よく考えてみれば、誰もいないところでお酒を飲むのは今回が初めてかも知れない。
そう考えると、また目の前のお酒に未知の恐怖を強く覚えてしまう。
いつもは先輩と甘くイチャイチャしているだけに、お酒に酔っていると言う感覚を強く感じてこなかった。
いや、先輩がいたから酔いを誤魔化せていて、お酒の怖さに直面する事はなかったのかもしれない。
今、目の前にあるお酒は濃さにして十五パーセント。いつも先輩と飲んでいるのとほぼ変わらない濃さではあれど、量が違う。状態が違う。気持ちが違う。
徐々にトロピカルなお酒から身を遠ざけようとした刹那の事。
プルルルル……!
聞き覚えのある着信音。それでいて特別な着信音。
「……先輩?」
それは救いの電話だった。
寂しさすら覚えていた瞬間に電話をかけてくるのだから、俺の気持ちは遠く離れていても伝わっているのかと勘違いしてしまう。

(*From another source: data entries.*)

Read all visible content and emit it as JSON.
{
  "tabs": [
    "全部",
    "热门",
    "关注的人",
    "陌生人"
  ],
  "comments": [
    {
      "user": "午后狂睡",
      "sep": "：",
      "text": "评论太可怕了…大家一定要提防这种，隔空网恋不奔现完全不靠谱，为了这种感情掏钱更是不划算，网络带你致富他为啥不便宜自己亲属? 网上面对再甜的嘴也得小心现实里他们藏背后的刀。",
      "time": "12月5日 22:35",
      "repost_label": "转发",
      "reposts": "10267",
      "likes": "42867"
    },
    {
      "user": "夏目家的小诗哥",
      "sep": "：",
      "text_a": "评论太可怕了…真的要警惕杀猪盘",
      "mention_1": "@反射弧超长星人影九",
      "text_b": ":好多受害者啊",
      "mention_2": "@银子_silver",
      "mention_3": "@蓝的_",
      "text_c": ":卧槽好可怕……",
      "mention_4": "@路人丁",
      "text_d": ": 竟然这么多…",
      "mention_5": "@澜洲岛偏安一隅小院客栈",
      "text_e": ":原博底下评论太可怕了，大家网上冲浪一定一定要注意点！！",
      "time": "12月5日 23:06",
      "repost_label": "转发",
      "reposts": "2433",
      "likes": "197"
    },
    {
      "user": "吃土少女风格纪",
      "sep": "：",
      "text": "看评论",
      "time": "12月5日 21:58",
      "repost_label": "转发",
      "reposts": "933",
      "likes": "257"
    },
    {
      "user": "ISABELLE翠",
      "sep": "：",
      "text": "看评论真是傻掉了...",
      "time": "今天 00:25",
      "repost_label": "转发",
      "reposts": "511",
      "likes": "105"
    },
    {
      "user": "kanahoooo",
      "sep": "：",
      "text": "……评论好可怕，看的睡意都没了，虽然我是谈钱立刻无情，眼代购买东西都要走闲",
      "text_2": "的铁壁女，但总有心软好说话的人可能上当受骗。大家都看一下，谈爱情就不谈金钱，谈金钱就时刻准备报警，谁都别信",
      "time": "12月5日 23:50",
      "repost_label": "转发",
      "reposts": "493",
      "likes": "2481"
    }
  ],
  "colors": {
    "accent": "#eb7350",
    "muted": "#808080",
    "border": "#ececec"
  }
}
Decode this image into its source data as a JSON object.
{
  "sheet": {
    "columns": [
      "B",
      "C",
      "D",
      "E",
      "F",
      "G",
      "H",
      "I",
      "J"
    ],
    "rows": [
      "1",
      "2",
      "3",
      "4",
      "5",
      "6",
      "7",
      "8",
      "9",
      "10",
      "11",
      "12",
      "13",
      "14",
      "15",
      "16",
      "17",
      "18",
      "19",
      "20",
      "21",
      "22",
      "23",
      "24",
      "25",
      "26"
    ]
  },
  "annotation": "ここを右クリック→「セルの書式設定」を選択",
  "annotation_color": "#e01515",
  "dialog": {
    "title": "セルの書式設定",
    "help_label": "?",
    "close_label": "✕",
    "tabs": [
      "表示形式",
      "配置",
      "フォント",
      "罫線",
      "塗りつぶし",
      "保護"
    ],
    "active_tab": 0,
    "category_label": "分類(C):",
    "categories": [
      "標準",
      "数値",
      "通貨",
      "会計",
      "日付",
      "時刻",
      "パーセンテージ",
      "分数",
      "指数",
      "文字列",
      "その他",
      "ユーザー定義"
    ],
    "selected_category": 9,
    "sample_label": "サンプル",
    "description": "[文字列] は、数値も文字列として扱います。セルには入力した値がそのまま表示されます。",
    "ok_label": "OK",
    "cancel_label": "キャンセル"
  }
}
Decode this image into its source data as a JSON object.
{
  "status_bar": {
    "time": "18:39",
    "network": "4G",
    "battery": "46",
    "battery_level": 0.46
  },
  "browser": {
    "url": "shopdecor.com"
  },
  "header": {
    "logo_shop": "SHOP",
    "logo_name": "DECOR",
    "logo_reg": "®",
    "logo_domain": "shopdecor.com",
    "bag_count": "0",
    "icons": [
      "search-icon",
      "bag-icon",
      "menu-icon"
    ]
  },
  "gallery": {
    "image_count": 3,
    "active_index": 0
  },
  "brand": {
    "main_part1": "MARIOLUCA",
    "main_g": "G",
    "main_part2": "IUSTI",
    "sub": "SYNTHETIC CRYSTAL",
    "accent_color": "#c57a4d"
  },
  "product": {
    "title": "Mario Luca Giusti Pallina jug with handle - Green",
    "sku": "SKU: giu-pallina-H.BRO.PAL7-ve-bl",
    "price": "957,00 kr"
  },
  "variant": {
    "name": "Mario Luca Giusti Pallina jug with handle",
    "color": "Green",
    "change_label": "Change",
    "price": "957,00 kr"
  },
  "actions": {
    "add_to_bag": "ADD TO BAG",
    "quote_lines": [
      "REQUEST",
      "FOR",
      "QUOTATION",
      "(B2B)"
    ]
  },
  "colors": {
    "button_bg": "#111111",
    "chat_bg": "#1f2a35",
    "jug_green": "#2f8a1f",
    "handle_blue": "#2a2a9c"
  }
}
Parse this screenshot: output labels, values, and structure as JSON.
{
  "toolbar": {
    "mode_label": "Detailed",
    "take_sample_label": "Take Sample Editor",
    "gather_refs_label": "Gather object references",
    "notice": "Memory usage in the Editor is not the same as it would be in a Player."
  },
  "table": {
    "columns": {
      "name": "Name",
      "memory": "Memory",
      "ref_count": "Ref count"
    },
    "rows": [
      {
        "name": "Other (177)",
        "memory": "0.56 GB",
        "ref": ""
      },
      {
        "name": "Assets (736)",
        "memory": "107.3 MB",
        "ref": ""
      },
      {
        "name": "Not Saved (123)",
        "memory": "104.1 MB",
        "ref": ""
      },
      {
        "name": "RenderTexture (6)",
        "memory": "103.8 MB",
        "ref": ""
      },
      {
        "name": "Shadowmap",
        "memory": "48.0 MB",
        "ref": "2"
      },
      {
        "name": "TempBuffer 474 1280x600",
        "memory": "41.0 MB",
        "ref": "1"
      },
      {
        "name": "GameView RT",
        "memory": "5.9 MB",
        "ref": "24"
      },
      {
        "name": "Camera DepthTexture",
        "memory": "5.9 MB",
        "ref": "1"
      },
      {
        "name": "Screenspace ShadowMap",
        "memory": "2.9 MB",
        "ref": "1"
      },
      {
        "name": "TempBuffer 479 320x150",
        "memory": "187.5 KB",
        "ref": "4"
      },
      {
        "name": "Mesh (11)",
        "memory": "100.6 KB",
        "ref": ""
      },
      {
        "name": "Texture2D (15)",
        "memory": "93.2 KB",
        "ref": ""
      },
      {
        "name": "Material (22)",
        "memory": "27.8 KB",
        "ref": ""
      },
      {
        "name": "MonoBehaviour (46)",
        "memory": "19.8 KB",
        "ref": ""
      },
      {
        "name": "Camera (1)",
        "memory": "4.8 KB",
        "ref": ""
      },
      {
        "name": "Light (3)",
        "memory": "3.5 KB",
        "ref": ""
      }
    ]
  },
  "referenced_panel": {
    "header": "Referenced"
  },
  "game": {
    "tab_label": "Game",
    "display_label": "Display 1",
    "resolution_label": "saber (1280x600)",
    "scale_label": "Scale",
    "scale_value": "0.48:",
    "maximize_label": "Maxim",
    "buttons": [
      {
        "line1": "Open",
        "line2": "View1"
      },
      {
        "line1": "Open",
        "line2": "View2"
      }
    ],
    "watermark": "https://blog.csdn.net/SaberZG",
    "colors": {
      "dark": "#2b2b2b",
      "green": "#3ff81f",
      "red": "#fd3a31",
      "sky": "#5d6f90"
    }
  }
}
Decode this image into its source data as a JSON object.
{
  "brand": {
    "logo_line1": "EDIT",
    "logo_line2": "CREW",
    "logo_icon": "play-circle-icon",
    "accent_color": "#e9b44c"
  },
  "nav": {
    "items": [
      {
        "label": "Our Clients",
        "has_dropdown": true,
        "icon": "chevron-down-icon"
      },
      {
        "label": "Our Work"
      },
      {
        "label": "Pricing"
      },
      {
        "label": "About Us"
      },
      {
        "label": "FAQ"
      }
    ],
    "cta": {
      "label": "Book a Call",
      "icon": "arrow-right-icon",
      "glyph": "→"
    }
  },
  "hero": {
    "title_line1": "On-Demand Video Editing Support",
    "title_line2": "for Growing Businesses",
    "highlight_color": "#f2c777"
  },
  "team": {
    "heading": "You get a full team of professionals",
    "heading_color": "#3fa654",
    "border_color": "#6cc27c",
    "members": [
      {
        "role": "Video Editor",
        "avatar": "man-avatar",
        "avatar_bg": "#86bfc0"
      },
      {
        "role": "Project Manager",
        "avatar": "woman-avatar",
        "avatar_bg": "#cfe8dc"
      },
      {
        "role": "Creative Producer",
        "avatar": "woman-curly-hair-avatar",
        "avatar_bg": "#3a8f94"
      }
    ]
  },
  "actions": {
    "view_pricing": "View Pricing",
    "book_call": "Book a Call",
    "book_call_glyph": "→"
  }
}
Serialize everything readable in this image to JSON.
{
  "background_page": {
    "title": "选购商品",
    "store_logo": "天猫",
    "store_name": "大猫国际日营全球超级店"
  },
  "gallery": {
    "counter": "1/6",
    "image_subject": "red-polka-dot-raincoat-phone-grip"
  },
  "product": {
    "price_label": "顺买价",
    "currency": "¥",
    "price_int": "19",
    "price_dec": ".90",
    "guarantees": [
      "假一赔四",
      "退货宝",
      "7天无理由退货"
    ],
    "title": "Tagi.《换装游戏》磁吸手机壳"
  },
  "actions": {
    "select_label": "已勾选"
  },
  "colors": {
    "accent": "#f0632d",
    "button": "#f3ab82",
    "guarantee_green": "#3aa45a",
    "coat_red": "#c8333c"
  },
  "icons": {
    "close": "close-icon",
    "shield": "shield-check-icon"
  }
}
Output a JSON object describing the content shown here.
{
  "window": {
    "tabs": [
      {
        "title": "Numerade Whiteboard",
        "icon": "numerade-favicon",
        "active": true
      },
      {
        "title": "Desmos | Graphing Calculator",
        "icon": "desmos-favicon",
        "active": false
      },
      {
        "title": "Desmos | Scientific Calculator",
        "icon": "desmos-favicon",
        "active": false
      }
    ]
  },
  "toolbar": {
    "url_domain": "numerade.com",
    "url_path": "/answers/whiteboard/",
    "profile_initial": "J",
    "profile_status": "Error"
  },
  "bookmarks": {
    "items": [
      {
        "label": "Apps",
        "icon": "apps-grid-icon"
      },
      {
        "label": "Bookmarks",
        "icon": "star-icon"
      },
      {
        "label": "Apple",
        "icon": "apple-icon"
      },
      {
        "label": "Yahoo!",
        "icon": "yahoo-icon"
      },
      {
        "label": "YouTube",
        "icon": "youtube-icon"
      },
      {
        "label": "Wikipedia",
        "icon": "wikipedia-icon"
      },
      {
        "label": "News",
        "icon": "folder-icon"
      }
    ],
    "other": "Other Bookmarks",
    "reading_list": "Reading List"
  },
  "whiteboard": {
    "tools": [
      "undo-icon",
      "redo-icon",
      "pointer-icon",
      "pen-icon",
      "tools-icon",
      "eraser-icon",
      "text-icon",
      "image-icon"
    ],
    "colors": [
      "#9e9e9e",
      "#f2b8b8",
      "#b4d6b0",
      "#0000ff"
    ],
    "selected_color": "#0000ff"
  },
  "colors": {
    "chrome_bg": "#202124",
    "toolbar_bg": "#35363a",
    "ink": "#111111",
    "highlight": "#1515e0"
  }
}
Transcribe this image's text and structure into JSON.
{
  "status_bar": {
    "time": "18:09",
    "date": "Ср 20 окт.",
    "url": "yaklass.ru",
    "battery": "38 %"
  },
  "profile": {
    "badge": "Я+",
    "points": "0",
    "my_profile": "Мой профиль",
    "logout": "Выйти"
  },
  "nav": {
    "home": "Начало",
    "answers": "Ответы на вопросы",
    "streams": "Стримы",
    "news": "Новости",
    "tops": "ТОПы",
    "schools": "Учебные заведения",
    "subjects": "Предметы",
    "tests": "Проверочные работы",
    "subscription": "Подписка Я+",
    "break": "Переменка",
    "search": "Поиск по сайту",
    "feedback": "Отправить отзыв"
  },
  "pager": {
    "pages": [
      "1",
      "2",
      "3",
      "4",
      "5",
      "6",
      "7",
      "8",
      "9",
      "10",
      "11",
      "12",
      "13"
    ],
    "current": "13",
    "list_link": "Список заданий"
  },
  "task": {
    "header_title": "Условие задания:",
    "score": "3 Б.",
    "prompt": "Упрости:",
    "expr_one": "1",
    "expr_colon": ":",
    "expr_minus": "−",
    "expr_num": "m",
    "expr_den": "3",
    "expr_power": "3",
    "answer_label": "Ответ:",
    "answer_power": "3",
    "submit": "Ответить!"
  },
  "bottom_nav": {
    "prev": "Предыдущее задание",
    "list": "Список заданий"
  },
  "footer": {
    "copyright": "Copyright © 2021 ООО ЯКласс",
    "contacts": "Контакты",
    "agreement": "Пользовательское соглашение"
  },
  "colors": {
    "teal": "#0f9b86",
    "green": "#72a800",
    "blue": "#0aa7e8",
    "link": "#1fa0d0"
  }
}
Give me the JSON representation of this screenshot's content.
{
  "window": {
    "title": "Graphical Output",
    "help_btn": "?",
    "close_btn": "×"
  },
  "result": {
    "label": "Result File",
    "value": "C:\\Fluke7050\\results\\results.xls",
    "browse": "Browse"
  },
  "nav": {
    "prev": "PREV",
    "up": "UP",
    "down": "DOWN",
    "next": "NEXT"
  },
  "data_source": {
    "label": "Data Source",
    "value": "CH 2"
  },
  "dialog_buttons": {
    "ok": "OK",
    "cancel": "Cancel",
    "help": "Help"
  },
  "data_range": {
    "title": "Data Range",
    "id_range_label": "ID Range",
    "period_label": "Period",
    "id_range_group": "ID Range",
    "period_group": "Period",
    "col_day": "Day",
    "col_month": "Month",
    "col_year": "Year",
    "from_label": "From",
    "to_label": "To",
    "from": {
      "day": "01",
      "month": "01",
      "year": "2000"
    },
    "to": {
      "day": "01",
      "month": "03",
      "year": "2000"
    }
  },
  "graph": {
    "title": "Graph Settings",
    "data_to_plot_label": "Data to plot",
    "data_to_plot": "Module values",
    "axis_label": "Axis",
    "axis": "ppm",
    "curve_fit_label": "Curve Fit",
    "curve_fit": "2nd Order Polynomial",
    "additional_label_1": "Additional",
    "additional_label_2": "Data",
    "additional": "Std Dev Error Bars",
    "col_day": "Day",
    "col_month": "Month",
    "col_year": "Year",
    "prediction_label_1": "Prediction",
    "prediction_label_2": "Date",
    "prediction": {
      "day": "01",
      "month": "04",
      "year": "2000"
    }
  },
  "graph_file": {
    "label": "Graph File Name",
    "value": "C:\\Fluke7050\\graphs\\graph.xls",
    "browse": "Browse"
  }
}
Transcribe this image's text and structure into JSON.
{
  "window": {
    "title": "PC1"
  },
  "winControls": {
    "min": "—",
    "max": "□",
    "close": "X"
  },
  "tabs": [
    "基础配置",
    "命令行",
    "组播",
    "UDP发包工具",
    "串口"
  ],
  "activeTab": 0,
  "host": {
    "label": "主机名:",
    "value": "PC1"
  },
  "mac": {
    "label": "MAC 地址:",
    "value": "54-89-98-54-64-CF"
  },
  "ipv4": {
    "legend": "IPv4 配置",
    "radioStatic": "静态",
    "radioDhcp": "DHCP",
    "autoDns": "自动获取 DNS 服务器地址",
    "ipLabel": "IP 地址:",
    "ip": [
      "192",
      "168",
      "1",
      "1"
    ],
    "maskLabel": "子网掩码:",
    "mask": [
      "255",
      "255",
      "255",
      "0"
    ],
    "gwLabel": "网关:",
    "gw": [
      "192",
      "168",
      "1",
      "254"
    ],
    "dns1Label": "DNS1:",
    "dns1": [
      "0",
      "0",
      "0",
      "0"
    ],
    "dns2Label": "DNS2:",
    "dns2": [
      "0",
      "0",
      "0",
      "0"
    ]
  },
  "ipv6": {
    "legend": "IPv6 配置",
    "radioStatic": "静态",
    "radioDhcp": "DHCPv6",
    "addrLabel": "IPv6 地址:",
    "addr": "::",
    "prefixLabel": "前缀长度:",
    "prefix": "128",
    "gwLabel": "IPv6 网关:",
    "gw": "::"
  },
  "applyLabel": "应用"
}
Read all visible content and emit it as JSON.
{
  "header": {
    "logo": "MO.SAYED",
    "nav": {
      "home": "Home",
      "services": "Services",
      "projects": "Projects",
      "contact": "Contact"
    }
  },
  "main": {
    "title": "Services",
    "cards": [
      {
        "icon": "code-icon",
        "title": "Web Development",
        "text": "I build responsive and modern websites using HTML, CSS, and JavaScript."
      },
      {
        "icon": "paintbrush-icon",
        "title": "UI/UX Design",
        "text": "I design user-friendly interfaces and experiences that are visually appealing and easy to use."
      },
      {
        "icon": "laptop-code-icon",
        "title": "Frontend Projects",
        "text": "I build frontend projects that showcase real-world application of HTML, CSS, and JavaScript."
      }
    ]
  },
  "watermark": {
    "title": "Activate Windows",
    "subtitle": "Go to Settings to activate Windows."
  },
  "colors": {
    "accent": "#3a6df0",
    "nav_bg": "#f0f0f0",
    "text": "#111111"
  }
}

『は〜い! 孝志く〜ん! 本日二回目のラブコールですよ〜っ!』
昼と打って変わってビデオ通話。明るく元気な先輩の横に見慣れない白髪の美少女が赤面しながら手を振っている。
「……えっと、どちら様?」
『ど、どちら様ってひどいなお前! 私だよ、私! 悠に決まってんだろ!』
「悠って……はぁっっっ!?」
声は紛れもなく悠そのもの。口調も間違いなく悠だ。それだと言うのに、今ビデオ通話越しに見ている光景が信じられなかった。
頑なに人前でフードを外す事を嫌がっていた悠が、今こうして素顔を晒しているのだから。
そしてその素顔は、思わず見惚れてしまうほどの真っ白な美少女だと言うことに驚きを隠せない。
いや、驚くなと言うのが難しい。
何せ、先輩を求めて電話に出たのにそこに飛び込んできたのは素顔を晒した親友なのだから。
『ふふふ、驚いた?』
「そりゃ、驚きますって……どんな手を使ったんですか?」
『そんな、恋人をまるで疑うみたいに』
「じゃあ疑われるような事はしてないんですか?」
『もちろんしてないわよ!』
ドヤ顔を決め込む恋人に俺は真っ先に疑いの目を向けてしまうのは、きっと紅葉先輩の普段の行い故なのだろう。
先輩自身を疑うと言うよりは、先輩のいつもの行動が悠に向けられていないかが心配なのだ。
「紅葉先輩はこう言ってるけど、実際のところはどうなんだ悠」
『……まぁ、ちょっと色々されたわ』
『悠ちゃん!!?』
「やっぱり……」
案の定、先輩の揶揄いたがりが悠にも向けられていたようだ。
逆に言えば、それだけ先輩が悠に心を許している事にもなるのでそれはそれで喜ばしい事なのだが、その反面、どこか心がモヤっとしてしまう。
まぁ、そのモヤモヤは───
『あ、でも安心して? 私の身と心はず〜っと、キミのだから』
先輩の言葉一つで治ってしまうのだけれど……。